In May 2024, Ericsson expanded AI-native RAN targeting Asia-Pacific 5G Advanced operator programmes, reinforcing the region's 35% market share through large-scale intelligent network deployment investment.


Regional Insights in the AI-Native Telecom Networks Market


North America sustains AI-native telecom at 31% through cloud-native architecture, 5G investment, and open RAN adoption.


North America commands 31% regional market share driven by AT&T, Verizon, and T-Mobile cloud-native 5G architecture investment, open RAN ecosystem development creating AI-native software procurement, and hyperscaler cloud AI integration with telecom operator network management. Cisco, Juniper Networks, IBM, Microsoft, Google Cloud, NVIDIA, and Intel collectively create a deep AI-native telecom technology ecosystem that serves North American operator modernisation. Open RAN adoption by North American operators creates AI-native software procurement outside traditional Nokia and Ericsson proprietary platform channels, expanding the competitive landscape and driving platform innovation. Mavenir and Rakuten Symphony serve open RAN AI-native operator procurement. US government investment in domestic 5G security creates additional AI-native network procurement from national security and resilience requirements.


In February 2024, Nokia expanded AI-native operations platform targeting North American operator programmes, reinforcing the region's 31% share through cloud-native telecom architecture and AIOps platform adoption.


Europe advances AI-native telecom at 25% through digital transformation, autonomous networking, and open standards.


Europe commands 25% regional market share driven by operator digital transformation investment from Vodafone, Deutsche Telekom, Orange, and Telefonica, European telecommunications modernisation initiatives, and the region's open standards leadership in AI-native network architecture.

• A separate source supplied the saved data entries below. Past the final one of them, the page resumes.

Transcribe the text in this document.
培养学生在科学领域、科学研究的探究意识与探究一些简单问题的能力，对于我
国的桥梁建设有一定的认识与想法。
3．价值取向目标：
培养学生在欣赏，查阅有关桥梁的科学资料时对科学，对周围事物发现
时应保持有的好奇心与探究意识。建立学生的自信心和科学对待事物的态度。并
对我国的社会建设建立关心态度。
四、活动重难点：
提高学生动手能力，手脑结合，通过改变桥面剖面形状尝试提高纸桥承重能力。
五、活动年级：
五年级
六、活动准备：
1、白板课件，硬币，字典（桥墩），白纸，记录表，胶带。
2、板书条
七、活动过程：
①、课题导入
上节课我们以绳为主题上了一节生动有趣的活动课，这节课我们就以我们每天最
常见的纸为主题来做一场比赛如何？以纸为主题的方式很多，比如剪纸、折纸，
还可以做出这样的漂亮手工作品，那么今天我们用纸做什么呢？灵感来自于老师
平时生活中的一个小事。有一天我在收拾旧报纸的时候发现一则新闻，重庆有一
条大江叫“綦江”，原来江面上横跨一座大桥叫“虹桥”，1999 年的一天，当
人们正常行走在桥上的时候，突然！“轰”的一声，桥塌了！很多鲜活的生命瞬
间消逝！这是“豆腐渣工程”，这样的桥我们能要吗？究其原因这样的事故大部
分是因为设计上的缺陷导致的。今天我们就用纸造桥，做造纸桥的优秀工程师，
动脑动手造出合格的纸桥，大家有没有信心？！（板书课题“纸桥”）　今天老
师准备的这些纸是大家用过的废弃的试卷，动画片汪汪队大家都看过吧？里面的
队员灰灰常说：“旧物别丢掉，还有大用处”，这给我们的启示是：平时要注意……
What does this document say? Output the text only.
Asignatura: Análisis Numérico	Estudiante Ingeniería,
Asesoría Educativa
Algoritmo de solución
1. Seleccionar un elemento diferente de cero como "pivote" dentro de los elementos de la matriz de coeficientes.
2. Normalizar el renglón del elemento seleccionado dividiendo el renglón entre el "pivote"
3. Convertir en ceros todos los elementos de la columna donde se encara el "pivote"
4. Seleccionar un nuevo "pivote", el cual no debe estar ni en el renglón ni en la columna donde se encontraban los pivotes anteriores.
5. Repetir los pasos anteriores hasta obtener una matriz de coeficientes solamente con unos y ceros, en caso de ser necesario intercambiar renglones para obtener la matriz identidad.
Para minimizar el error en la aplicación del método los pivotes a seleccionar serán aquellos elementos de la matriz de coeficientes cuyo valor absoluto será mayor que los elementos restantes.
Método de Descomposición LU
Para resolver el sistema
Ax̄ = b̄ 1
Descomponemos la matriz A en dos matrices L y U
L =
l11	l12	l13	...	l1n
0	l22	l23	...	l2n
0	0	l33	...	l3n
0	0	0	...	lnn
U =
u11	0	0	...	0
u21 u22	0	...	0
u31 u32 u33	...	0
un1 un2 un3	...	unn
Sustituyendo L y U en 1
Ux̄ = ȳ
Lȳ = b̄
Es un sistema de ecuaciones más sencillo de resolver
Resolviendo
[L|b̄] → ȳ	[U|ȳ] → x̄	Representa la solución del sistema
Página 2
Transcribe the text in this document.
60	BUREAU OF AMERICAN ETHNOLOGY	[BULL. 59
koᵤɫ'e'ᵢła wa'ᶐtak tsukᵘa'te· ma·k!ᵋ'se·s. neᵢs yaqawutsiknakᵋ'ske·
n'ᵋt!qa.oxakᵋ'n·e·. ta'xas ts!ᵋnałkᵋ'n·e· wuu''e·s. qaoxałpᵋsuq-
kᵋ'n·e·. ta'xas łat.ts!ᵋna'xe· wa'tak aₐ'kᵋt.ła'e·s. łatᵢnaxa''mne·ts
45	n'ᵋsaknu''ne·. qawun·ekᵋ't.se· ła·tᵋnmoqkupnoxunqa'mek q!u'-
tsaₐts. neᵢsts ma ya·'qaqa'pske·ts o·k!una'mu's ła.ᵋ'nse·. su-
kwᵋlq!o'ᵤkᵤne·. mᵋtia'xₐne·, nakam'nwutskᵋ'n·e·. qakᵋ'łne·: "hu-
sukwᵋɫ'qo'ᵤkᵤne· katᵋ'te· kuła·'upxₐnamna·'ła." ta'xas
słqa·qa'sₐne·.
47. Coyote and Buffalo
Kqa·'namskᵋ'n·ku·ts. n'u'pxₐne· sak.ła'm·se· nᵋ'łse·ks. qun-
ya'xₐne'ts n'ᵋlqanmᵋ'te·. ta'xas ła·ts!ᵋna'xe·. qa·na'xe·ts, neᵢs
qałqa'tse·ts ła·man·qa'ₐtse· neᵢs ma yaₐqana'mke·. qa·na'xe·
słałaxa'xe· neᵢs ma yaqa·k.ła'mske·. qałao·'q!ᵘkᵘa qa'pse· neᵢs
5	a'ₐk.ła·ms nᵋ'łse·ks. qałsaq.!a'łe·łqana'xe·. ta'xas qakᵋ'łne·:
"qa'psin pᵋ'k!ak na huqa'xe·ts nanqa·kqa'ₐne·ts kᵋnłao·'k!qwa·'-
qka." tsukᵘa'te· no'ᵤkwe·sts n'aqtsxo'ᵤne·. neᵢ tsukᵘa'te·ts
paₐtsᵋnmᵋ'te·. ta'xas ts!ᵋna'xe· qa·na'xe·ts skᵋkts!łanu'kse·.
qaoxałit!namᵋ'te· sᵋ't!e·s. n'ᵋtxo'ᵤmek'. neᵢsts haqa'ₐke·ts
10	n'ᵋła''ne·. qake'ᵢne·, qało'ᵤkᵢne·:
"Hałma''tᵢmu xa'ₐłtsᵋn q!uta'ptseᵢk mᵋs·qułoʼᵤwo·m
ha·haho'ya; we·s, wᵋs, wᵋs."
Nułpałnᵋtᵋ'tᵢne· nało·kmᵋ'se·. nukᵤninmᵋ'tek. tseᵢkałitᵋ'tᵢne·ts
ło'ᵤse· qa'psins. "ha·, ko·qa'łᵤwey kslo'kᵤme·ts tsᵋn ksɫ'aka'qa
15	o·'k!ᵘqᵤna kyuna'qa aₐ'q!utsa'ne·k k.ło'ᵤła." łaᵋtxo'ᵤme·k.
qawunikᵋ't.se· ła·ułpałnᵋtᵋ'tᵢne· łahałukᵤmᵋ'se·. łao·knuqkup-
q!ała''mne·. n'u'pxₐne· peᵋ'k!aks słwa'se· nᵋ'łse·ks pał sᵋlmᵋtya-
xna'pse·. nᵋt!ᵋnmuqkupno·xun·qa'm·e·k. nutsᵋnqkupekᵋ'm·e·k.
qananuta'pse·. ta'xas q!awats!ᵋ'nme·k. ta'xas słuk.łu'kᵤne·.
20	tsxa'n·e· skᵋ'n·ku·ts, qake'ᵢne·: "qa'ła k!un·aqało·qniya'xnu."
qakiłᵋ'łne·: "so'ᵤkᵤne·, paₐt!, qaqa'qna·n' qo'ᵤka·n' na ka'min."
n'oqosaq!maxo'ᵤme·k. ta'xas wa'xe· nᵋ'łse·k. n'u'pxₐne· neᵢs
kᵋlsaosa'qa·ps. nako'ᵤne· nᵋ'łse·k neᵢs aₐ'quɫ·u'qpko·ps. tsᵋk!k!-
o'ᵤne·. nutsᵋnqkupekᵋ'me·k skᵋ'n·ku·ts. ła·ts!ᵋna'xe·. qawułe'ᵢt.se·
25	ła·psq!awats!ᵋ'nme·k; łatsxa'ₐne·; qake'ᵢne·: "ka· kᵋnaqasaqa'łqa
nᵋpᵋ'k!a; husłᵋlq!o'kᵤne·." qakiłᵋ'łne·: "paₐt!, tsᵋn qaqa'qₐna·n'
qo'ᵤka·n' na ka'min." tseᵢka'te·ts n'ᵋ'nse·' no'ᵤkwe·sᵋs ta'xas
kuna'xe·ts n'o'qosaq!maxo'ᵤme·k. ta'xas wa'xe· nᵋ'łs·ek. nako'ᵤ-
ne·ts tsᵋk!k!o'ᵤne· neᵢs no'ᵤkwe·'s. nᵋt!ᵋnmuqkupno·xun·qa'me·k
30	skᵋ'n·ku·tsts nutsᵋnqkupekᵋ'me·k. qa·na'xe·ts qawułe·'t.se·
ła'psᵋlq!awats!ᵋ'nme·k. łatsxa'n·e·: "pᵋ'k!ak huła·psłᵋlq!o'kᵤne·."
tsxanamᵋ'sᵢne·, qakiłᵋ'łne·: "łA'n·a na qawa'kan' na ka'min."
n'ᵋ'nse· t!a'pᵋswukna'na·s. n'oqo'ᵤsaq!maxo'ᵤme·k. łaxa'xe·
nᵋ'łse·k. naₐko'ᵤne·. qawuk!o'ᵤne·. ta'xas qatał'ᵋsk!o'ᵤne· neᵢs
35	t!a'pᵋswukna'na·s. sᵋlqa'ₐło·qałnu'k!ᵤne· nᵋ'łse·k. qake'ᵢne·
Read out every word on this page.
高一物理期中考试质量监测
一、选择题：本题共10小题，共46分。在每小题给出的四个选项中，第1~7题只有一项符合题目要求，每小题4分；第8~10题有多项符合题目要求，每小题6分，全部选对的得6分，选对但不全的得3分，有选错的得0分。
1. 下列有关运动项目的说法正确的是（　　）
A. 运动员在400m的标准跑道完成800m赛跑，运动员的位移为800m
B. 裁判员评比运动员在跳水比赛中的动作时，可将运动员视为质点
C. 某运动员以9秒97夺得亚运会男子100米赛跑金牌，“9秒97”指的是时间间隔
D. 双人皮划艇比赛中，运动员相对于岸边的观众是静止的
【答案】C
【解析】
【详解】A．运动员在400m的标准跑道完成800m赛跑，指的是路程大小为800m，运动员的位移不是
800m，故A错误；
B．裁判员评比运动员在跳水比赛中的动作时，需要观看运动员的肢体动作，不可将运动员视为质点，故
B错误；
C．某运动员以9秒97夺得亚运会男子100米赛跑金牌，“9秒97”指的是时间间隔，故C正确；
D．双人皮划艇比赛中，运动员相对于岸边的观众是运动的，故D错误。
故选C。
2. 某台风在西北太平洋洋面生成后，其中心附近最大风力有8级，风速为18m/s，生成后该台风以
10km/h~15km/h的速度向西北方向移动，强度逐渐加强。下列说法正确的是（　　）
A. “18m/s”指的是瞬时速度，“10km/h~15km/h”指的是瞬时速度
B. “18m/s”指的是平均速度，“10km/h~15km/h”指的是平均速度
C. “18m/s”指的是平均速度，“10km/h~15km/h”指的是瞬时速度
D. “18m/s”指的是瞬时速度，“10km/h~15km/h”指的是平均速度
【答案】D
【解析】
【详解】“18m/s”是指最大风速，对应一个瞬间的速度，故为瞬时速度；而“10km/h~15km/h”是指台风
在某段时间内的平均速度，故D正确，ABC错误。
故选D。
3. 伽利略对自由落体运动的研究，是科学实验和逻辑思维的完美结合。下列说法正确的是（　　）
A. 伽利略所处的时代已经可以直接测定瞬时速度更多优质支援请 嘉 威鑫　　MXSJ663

Nokia and Ericsson serve European operator AI-native procurement through headquarters-anchored programme relationships with established European operator customers. EU Gigabit Connectivity Plan investment creates structured government-backed telecom modernisation procurement that sustains European AI-native network deployment timelines. European operators are investing in energy optimisation AI-native capability motivated by European electricity pricing levels that create stronger financial justification for AI-driven power reduction than lower-cost energy markets elsewhere. 5G Advanced rollout in France, Germany, and UK creates RAN and core AI-native platform upgrade procurement.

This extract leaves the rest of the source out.